I suspect there is also an element of “wr fought for years for equality, you are letting the side down by choosing to stay home and do domestic work”. It wasn’t that long ago married women weren’t allowed to work. Councils for example made women stop working on marriage. And that was I think in the seventies.
we have come a long way but I think many working women do not see those who stay home and do domestic chores as equal partners and going back to a stereotype that as women we fought hard to break free of.
I think the sad fact is many men pretend they see their partner as equal when the relationship is on going, but as soon as things start to become difficult in the relationship it becomes very clear that often they don’t, and the older the kids get the worse that is. They pretend because they simply don’t want to be bothered by the domestic stuff. And it suits the woman to believe it.
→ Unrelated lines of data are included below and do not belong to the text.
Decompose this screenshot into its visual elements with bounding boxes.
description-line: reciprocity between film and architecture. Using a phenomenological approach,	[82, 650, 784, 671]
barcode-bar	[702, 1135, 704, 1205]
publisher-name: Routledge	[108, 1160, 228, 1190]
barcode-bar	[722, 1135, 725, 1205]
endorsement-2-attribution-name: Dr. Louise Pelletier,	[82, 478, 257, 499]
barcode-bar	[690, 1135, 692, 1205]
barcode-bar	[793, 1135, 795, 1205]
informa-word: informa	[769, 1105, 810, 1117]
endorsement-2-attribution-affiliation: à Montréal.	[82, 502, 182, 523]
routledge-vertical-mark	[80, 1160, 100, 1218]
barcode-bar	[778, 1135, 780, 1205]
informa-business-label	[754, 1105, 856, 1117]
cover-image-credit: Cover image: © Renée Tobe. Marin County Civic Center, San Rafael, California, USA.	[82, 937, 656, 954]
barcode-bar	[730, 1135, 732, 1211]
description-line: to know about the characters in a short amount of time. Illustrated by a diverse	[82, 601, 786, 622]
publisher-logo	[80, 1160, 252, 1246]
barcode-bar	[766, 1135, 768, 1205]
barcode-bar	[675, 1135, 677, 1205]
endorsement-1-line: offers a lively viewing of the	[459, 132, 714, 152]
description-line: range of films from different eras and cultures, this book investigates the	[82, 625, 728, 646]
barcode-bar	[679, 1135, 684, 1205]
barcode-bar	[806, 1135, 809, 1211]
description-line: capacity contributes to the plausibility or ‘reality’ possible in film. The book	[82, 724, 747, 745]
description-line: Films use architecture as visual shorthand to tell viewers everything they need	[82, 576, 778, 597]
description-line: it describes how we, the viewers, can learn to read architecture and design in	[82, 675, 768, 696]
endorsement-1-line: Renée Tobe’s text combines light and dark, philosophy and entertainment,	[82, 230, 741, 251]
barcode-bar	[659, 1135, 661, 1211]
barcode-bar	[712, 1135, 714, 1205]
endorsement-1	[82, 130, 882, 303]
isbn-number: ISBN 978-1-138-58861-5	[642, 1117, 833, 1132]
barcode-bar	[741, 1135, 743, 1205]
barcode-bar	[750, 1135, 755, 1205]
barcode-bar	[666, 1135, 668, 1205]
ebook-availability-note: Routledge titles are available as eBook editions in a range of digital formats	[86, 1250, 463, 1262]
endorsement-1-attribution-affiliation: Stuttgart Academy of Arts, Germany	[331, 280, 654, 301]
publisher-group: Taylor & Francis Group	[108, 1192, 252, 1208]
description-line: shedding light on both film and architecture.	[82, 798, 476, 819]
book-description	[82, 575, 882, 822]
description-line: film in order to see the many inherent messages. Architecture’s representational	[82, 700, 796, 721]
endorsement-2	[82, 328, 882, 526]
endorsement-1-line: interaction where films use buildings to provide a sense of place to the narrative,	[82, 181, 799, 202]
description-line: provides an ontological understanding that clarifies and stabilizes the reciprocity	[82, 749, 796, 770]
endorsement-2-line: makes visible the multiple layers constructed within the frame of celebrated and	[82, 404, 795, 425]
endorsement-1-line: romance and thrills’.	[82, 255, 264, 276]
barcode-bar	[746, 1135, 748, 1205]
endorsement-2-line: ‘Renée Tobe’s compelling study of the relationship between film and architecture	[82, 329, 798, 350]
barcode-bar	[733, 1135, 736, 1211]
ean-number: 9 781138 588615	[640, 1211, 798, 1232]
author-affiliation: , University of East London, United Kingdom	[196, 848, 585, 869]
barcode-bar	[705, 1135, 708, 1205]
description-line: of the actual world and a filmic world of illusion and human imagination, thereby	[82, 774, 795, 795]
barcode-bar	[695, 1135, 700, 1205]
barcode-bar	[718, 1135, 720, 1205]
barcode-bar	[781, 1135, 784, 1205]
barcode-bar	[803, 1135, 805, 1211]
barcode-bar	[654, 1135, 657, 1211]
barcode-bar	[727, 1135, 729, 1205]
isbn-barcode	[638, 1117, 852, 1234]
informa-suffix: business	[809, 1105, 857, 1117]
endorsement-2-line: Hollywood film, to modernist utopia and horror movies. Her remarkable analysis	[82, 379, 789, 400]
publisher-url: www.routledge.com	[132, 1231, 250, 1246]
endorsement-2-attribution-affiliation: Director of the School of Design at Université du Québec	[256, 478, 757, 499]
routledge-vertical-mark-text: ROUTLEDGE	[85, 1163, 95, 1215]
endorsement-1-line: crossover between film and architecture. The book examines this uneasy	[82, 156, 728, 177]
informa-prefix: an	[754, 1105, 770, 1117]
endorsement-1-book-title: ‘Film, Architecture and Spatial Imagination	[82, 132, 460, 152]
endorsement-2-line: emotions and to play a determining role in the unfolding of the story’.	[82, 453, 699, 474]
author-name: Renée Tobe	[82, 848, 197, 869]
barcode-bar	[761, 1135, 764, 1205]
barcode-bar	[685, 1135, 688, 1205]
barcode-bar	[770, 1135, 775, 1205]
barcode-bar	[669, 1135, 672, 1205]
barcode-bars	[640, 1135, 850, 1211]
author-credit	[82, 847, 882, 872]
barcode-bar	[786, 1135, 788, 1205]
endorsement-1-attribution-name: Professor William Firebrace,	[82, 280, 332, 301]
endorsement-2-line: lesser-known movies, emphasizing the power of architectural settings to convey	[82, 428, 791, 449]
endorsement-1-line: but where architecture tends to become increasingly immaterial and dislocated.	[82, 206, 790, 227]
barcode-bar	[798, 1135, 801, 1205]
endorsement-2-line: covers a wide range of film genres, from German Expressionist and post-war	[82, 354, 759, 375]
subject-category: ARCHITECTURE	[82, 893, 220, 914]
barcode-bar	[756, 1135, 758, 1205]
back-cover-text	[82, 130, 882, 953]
right now only one in five women elect to stay home, and the number is decreasing. This generation of young women will have even less who choose to do it, and dual careers will become more and more the norm.
change takes time, a few decades ago it was only one in five mothers who worked, and often those women would do side jobs to make some extra money, cleaning, child minding etc, now it’s only one in five who don’t work.
my own step mother didn’t work, her mother didn’t work, and as a woman in her fifties now, I look back at them and think “what did they do all day” . It was cooking, cleaning, shopping, laundry, but that doesn’t take all your time, personally it would have driven me insane, but they never had a career to speak of,they had no desire to work, that was simply their lives. The house was clean, the dinner cooked, the clothes washed, and no one ever questioned it. No one thought to say to them get a job, or even wondered about it, because it was very common for women simply not to work back then. And that’s what, only forty years ago?